Working with AMD and VMware, Supermicro, a specialist in high-performance computing, storage, networking solutions, and green computing technology, used 3rd Generation AMD EPYC processor-based servers and VMware vSphere 7.0 Update 2, to set a world record and demonstrate an industry-leading performance for computational-intensive workloads for Hyper-Converged Infrastructure (HCI) environments.
"The TPCx-HCI benchmark showcases a total IT solution for HCI workloads and reflects the fastest and most cost-effective solution for environments where a vast number of virtual machines are required," said Raju Penumatcha, SVP, and chief product officer, Supermicro. "Supermicro is committed to delivering industry-leading solutions based on collaborative work with AMD and VMware to give our customers total solutions based on the industry's broadest portfolio of Hyperconverged products including BigTwin, FatTwin, SuperBlade, and others that are tuned and optimised to perform under the most demanding workloads."
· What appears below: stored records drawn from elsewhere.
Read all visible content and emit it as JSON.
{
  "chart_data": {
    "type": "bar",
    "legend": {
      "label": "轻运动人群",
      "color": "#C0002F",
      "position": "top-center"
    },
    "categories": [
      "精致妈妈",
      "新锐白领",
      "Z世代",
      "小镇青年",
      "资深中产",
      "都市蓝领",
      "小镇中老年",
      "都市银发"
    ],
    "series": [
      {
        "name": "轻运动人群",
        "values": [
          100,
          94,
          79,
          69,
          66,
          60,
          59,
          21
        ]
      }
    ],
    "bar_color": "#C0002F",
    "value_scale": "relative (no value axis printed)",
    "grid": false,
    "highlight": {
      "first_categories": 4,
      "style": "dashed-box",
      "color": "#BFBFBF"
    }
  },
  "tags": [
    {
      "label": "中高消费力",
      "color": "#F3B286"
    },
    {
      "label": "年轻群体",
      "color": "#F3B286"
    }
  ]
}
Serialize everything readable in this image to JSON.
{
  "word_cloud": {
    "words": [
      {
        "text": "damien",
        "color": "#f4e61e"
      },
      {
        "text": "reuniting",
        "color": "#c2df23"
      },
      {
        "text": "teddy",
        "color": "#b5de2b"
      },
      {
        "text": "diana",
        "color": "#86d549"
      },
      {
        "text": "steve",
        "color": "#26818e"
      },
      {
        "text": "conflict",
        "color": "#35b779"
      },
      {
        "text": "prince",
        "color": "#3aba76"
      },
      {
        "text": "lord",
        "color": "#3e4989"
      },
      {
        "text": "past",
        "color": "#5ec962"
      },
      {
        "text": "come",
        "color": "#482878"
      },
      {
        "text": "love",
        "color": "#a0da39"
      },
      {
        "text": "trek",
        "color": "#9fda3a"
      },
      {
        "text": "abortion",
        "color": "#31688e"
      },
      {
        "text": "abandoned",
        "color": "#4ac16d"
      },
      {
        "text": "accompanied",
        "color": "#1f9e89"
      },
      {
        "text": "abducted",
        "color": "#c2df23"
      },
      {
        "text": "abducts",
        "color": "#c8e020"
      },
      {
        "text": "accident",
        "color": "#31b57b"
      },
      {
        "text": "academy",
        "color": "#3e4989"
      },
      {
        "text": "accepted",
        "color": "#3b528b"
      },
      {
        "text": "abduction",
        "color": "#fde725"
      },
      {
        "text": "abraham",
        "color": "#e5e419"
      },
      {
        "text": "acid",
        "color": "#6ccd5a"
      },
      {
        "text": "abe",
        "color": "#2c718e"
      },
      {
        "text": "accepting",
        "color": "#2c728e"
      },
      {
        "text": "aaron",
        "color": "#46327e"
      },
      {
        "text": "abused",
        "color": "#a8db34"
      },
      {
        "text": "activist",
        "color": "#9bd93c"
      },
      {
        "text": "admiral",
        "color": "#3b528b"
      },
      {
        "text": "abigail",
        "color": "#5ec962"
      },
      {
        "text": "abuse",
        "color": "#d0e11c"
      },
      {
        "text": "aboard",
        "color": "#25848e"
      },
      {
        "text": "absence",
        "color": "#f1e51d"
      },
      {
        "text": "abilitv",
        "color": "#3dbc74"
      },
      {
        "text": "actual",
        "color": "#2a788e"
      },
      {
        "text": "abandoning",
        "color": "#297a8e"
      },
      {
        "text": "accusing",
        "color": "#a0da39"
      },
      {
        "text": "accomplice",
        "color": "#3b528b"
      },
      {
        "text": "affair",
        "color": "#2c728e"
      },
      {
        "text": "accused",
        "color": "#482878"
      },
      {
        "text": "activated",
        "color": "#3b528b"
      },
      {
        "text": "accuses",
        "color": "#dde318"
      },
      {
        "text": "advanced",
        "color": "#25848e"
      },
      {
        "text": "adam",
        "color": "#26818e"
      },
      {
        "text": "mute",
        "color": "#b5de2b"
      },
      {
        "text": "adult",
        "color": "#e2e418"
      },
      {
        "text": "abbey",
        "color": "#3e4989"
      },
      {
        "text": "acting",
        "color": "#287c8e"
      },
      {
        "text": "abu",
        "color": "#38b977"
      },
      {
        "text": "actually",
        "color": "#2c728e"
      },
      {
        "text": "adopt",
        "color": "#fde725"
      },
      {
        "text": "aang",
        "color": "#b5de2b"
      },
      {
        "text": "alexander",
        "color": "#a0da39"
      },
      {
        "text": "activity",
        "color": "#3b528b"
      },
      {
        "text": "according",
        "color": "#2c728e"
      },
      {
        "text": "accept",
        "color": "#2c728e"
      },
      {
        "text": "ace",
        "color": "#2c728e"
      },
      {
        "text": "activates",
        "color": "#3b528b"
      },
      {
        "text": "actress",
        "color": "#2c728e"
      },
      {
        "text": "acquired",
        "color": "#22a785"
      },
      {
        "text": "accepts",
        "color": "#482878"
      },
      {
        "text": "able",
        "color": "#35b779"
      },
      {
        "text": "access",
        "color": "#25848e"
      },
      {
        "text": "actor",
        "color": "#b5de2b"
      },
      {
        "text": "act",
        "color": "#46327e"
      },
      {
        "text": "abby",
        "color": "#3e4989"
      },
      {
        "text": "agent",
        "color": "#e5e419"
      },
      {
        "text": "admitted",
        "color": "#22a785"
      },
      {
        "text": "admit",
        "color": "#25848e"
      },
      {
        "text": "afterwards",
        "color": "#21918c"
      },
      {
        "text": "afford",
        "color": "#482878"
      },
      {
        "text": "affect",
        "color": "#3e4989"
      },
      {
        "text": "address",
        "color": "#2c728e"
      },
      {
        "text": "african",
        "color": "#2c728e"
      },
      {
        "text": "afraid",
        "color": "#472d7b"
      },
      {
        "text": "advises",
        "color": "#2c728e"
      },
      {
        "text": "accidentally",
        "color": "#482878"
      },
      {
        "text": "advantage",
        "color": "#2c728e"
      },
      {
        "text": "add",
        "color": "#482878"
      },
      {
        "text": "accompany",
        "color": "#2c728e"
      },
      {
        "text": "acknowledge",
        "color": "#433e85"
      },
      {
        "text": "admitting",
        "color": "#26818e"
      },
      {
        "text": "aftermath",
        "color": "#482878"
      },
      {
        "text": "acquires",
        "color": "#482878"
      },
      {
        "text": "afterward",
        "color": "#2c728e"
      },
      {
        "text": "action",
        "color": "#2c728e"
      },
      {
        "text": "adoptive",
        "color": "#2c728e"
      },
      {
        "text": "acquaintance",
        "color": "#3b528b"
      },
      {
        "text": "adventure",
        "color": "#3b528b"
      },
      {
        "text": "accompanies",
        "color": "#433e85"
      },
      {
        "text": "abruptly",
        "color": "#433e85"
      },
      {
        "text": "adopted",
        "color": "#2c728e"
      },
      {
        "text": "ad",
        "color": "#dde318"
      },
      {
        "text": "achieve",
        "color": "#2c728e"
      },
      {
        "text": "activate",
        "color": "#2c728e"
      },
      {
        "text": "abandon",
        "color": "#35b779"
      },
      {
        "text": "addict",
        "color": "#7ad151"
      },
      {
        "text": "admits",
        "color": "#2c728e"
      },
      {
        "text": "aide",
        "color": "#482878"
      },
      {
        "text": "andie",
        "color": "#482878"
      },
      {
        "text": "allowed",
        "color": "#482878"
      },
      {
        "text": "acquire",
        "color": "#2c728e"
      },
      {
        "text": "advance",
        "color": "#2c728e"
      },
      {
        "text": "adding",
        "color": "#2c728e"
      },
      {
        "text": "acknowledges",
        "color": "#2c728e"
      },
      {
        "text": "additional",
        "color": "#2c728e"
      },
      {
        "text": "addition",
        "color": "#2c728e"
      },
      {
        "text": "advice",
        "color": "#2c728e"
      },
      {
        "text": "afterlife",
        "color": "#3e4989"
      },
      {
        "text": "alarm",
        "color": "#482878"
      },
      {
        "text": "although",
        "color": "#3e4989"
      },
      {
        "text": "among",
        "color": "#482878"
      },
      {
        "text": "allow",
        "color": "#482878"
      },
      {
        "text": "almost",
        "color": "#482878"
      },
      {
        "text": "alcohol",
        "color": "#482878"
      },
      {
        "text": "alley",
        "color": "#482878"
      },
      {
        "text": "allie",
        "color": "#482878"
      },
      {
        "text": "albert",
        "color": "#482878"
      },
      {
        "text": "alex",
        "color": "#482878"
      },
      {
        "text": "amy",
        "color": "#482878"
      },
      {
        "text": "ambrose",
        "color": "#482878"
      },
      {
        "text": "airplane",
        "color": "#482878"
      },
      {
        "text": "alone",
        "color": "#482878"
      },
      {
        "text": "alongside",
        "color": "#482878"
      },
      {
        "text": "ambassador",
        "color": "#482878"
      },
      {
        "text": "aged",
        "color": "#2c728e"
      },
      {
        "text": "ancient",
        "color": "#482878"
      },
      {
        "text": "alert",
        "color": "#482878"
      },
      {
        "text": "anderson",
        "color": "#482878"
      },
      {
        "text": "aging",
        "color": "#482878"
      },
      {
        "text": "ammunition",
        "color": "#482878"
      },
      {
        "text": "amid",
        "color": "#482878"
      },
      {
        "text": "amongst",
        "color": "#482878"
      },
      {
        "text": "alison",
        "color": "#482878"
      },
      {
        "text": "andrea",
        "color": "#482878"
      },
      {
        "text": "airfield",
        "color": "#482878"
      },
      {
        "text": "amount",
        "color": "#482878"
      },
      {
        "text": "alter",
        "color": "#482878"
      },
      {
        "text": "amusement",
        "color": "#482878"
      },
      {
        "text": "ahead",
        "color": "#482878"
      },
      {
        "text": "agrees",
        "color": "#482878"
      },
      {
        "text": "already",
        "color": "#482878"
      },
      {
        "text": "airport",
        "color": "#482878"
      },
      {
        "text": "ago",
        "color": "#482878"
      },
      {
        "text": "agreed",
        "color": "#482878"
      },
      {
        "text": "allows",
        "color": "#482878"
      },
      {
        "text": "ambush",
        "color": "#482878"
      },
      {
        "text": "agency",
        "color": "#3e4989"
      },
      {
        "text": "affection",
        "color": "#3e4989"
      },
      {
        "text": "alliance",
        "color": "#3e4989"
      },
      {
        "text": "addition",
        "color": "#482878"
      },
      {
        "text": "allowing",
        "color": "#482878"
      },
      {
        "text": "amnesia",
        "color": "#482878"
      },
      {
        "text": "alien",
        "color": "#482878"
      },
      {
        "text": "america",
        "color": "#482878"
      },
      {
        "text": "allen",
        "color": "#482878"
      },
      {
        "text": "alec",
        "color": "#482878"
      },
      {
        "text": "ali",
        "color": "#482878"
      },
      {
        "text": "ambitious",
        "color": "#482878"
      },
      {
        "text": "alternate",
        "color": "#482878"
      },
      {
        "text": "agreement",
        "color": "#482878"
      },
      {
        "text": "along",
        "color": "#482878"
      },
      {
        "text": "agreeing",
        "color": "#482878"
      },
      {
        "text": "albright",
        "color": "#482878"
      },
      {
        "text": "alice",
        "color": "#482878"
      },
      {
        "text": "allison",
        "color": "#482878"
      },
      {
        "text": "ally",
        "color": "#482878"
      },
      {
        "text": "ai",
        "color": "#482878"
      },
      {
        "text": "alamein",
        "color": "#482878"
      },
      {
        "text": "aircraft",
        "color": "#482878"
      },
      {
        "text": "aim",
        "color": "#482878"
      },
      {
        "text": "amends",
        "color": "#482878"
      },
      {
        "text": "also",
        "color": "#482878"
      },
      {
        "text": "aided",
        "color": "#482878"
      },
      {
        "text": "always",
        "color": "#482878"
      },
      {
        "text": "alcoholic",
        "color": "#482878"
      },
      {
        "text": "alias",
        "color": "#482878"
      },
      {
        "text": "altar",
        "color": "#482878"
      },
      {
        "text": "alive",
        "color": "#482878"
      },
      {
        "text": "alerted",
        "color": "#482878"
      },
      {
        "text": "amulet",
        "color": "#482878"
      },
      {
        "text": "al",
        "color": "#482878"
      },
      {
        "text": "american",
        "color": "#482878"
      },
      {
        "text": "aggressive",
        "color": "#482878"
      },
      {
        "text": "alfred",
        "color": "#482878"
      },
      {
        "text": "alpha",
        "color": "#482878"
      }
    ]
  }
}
The cluster ran on four Supermicro WIO A+ Servers (model AS -1114S-WN10RT), each with one AMD EPYC 7713 processor and 1TB of main memory. Overall, in the cluster, the processors had a total of 256 cores, with simultaneous multithreading enabled for a total of 512 threads. The VMs ran the Red Hat Enterprise Linux 7.7 operating system and PostgreSQL 10.6 database management system (DBMS).
TPC Express Benchmark HCI (TPCx-HCI) was developed by the Transaction Processing Performance Council (TPC) for measuring the performance of HCI.
The benchmark measures the performance of HCI clusters under a demanding database workload and stresses the virtualised hardware and software of converged storage, networking, and compute resources of the HCI platform.